ROBIN Competition

Datasets, Ground Truths and Metrics
For the evaluation of
object recognition and image categorisation


Dataset #1 : Multi-class object detection with view point changes

This dataset will be provided to evaluate performances of object detection algorithms with view point changes. Two kinds of images will be provided : images from a static camera and images from a moving vehicle.
Objects of interest will belong to several categories of civil vehicles like tourism cars (4 different vehicles), motorbikes, 4 wheeled vehicles (2 different), peoples (walking, standing, running, being at a window, etc) and various kind of obstacles or buildings.

Images size will be 768x576 pixels ; 2 different cameras will be used : a color camera and an IR camera (8-10 micron) ; images will be taken from short video clips (2 seconds) ; ground truth for every images of these sequences will be provided.

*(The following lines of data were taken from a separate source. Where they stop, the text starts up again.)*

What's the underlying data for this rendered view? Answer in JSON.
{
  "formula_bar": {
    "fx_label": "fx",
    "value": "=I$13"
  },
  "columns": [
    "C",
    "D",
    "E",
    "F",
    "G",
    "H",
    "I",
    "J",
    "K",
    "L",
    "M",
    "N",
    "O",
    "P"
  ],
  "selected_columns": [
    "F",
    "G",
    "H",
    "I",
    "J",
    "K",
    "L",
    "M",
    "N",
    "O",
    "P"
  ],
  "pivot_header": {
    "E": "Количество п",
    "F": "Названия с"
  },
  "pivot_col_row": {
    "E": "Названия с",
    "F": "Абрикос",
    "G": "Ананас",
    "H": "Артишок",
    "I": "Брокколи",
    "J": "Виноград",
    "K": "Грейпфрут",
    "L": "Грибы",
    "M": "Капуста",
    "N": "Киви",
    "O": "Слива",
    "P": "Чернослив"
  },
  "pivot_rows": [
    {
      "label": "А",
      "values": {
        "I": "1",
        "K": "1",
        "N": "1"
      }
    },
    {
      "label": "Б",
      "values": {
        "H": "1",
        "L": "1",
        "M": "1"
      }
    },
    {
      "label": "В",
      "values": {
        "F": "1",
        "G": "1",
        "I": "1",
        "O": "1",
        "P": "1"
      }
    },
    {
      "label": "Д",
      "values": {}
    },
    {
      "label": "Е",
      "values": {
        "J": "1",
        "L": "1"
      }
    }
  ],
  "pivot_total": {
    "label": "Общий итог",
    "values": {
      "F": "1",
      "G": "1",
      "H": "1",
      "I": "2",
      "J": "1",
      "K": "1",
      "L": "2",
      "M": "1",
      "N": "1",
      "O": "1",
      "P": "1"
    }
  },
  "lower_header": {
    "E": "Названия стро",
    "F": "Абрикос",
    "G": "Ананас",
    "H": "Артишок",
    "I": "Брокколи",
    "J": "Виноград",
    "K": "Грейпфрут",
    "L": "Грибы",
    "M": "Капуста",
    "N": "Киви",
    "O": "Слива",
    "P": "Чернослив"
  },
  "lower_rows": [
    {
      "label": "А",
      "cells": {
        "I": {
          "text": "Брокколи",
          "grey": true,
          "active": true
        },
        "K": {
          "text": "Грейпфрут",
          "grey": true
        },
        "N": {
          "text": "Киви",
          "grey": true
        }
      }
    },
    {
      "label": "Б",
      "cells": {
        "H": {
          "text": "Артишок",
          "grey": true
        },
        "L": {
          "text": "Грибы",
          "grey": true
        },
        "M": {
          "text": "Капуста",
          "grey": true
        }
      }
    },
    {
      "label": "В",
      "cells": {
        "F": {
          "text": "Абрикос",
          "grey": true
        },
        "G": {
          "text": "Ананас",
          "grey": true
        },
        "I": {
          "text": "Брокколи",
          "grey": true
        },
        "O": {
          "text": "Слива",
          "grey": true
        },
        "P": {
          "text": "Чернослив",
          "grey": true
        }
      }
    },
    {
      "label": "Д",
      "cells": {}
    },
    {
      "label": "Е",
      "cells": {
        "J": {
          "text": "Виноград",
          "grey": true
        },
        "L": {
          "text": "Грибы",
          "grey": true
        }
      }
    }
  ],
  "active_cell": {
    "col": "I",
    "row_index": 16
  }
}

Three different datasets with their ground truths will be available for training (1000 images), validation (4000 images) and testing (10000 images).

This dataset will be produced by Bertin Technologies and Cyberntix.

Dataset #2 : Generic Object classification in satellite images

This dataset will contain panchromatic SPOT 5 satellite images (1 pixel = 2.5 m). Each image covers a 60x60 km area representing different regions.

The dataset will contain 10000 regions of interest (128x128 pixels) belonging to one of these 10 categories :

1. Roundabouts
2. Crossroads
3. Highways and trunk roads
4. Secondary roads
5. Minor roads
6. tracks and ways
7. Insulated building
8. Suburban Area, house gathering
9. Bridges (PT: Ponts)
10. Railways (VF : Voies Ferrées)
"Background" ROI will also be given.

Ground truth will consist in the name of the category, a binary mask, the corresponding multi-spectral ROI (at a lower resolution).

The global dataset will be separated in 3 sets for learning, validation and testing.

This dataset will be produced by CNES.

Dataset #3 : Multi-class object detection in Aerial images

This dataset will contain aerial images obtained with a MWIR Matis camera (384x256 pixels). Images will be organized in short video clips (10 seconds) at a rate of 50 frames/second.

The training dataset will be made of ROIs of the objects. Two kinds of objects will be used : vehicles (six categories) and infrastructure elements (8 categories). Each object will be represented by sets of images taken from different view points and different lightening conditions (1400 images).

Validation and test dataset will also be produced (5000 still images and 1000 short video clips).

This dataset will be produced by SAGEM.

Dataset #4 : object detection in aerial images

EADS will produce this dataset by "hybriding" high-resolution aerial images with computer synthetized objects. This technique allows to produce highly realistic images at low cost.

20 different objects will be used to generate about 10000 test images, including different view points and lightening conditions.

Learning and validation sets will also be provided with ground truths.

This dataset will be produced by EADS.

For more information about the dataset and the scenarii, please refer to this presentation.

Dataset #5 : Robustness of detection algorithms

This dataset will be made of computer generated images. This kind of images makes easier the production of images with very different sensor models and lightening conditions. Once the scenes are modelled, the generation of images series having different level of difficulties (noise, occlusions, weather conditions, view point changes, etc) can be produced at low cost.

12 different object categories will be used. A learning data set will include up to 15000 samples (1300 per class) representing the different views of the different objects. A validation (2400 images) and a test sets (15000 images) as well as their associated ground truths will also be provided.

A part of these images will be organized in short video sequences.

This dataset will be produced by MBDA.

For more information about the dataset and the scenarii, please refer to this presentation.

Dataset #6 : Image categorisation

The dataset will contain multi-sensor aerial images obtained from a six hours video recorded from helicopter at different altitudes, different contexts (urban, suburban, expressway, rural or water-coast) and conditions (night and day).
The sensors comprise 3 infrared sensors (bolometer, InSb, QWIP) altogether with a high resolution visible fisheye.
Images are organized in more than 20 video clips (1 to 2 minutes).

The datasets will consist of 1500 images and 5000 annotated objects classified in 6 main categories of cars, trucks ,bus and boats and 13 subcategories.
Annotations of images comprise: date, type of environment, altitude, characteristics of sensor, size of image, type, location and subclass of objects included in image, resolution of pixel (between 8 and 30 cm).

This dataset will be produced by THALES.